When she nodded, he smiled. “Nice friend.”
“The best,” she agreed. “I don’t know where I’d have been this past year without her.”
“I understand that you’ve had a rough time these past ten months or so, but I’m asking you to keep an open mind as far as the people in St. Dennis are concerned. You’ll find them welcoming and friendly, if you let them.”
“I’m not here to make friends, and frankly, I hope I’m not here any longer than it will take to sell the house my mother left me.” She looked at him across the desk and added, “You don’t know what it’s like to have people judge you because of something your father did.”
“Oh, but I do.” Jesse leaned back in his chair. “My father was the black sheep of the Enright clan. Still is, actually. Suffice it to say, I had to earn my grandfather’s trust to join this firm, prove that I was good enough to call myself an Enright here in this town where Enrights have practiced law for close to two hundred years. So yes, I do know what it’s like to be judged because of something your father did. I overcame it, and so will you.”
“But you were still able to work as a lawyer somewhere, right?”
“In Ohio, before I came here, yes.”
“I can’t get anyone to even give me an interview or return my calls. I ran public relations for a major corporation for eight years, and I can’t get anyone to hire me. Granted, the company was owned by my father—hence the confiscation of my worldly goods, since everything was considered ‘fruit of the poison tree,’ as the FBI told me repeatedly—but still, I was very good at what I did. One of the investigators even said that one of the reasons the entire scheme came as such a shock to everyone was that I’d done such a good job creating the company’s image. So even though I had no hand in the fraud, I did have a hand in the public’s perception of CC Investments.” She blew out a breath. “When I think about all of the lives my father ruined, I get sick to my stomach. All the retired people who’d trusted him with their pensions, their mortgages, their futures …”
“What your father did was unconscionable, but you’re not responsible for the decisions he made. As I recall, both the FBI and the SEC have totally exonerated you from any involvement in your father’s scheme.”
“Intellectually, I do know that I’m not responsible. I do. But then I think about all the suffering he’s caused, and I just feel sick all over again.”

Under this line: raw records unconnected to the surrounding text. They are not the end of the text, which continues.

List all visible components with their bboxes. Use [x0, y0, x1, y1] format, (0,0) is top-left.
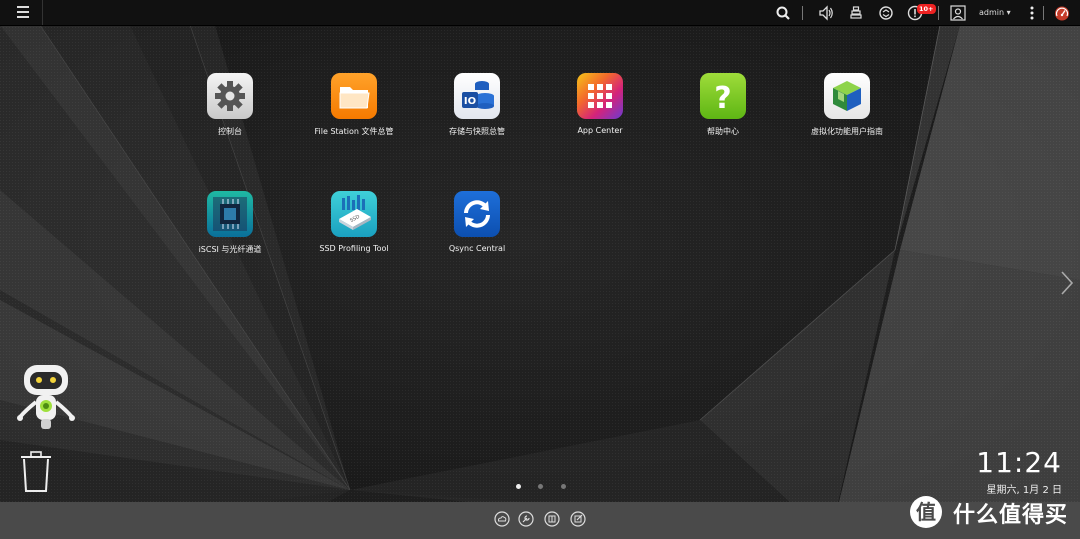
svg-text:?: ?: [714, 81, 731, 116]
chip-icon: [207, 191, 253, 237]
app-label: File Station 文件总管: [314, 127, 394, 136]
app-file-station[interactable]: File Station 文件总管: [294, 73, 414, 137]
sync-icon[interactable]: [877, 4, 895, 22]
grid-icon: [577, 73, 623, 119]
question-icon: ?: [700, 73, 746, 119]
book-icon[interactable]: [544, 511, 560, 527]
page-dot[interactable]: [538, 484, 543, 489]
app-label: 存储与快照总管: [449, 127, 505, 136]
app-control-panel[interactable]: 控制台: [170, 73, 290, 137]
app-qsync-central[interactable]: Qsync Central: [417, 191, 537, 253]
cube-icon: [824, 73, 870, 119]
app-label: 帮助中心: [707, 127, 739, 136]
app-help-center[interactable]: ? 帮助中心: [663, 73, 783, 137]
cloud-icon[interactable]: [494, 511, 510, 527]
user-menu-button[interactable]: admin ▾: [979, 8, 1011, 17]
topbar-divider: [802, 6, 803, 20]
gauge-icon[interactable]: [1053, 4, 1071, 22]
trash-icon[interactable]: [18, 450, 54, 494]
app-label: App Center: [577, 126, 623, 135]
app-label: iSCSI 与光纤通道: [198, 245, 262, 254]
watermark-text: 什么值得买: [953, 503, 1069, 528]
folder-icon: [331, 73, 377, 119]
svg-text:值: 值: [916, 500, 936, 524]
helper-robot-icon[interactable]: [14, 362, 78, 434]
gear-icon: [207, 73, 253, 119]
main-menu-button[interactable]: [0, 0, 43, 25]
svg-text:IO: IO: [464, 96, 476, 107]
page-dot[interactable]: [561, 484, 566, 489]
topbar-divider: [1043, 6, 1044, 20]
app-label: Qsync Central: [448, 244, 506, 253]
app-label: SSD Profiling Tool: [319, 244, 389, 253]
next-page-arrow-icon[interactable]: [1060, 270, 1074, 296]
app-ssd-profiling-tool[interactable]: SSD SSD Profiling Tool: [294, 191, 414, 253]
app-label: 虚拟化功能用户指南: [811, 127, 883, 136]
stack-icon[interactable]: [847, 4, 865, 22]
tools-icon[interactable]: [518, 511, 534, 527]
search-icon[interactable]: [774, 4, 792, 22]
app-iscsi-fibre-channel[interactable]: iSCSI 与光纤通道: [170, 191, 290, 255]
app-label: 控制台: [218, 127, 242, 136]
clock-date: 星期六, 1月 2 日: [986, 485, 1062, 496]
user-icon[interactable]: [949, 4, 967, 22]
clock-time: 11:24: [976, 446, 1062, 479]
volume-icon[interactable]: [817, 4, 835, 22]
page-dot-active[interactable]: [516, 484, 521, 489]
topbar-divider: [938, 6, 939, 20]
ssd-icon: SSD: [331, 191, 377, 237]
app-virtualization-guide[interactable]: 虚拟化功能用户指南: [787, 73, 907, 137]
notification-badge: 10+: [917, 4, 936, 14]
more-vertical-icon[interactable]: [1023, 4, 1041, 22]
storage-icon: IO: [454, 73, 500, 119]
app-storage-snapshots[interactable]: IO 存储与快照总管: [417, 73, 537, 137]
edit-icon[interactable]: [570, 511, 586, 527]
app-app-center[interactable]: App Center: [540, 73, 660, 135]
qsync-icon: [454, 191, 500, 237]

“I understand,” Jesse said. “But you’re here to pick up the pieces and put your life back together again. I want you to know that you can call on this firm for anything, anytime.”
“I appreciate that, Jesse. You’ve already done so much. My mother was wise to have entrusted the Enrights with her estate.”
“Actually, it was your mother’s great-aunt, Lilly Cavanaugh, who first came to us, as best I can determine from reading the file and from talking to Violet.”
“Violet?” Ellis tried not to panic. Someone other than Jesse knew …?
“My receptionist. You may have noticed she’s a bit … advanced in her years.”
“She knows who I am?”
“She knows that you are Lynley’s daughter, and that you’ve inherited the house, yes.” Jesse held up a hand. “There’s no way she wouldn’t have known. Violet’s been here forever—she worked for my grandfather for many years. She typed up the original wills. But she also knows there’s a confidentiality issue here, and she will not discuss it with anyone, I can assure you of that. That woman has kept more secrets than either of us will hear in a lifetime. Your identity is safe with her.”
“I trust you, so I will have to trust her, I suppose. Though the way she looked at me when I came in …” She paused, remembering the woman in the coffee shop. “There was another woman, one in the coffee shop, who greeted me as if she knew me—”
“Don’t let your imagination run away with you. I told you, it’s a friendly little town.”
“Still, I’d like to stick to the explanation we discussed on the phone.”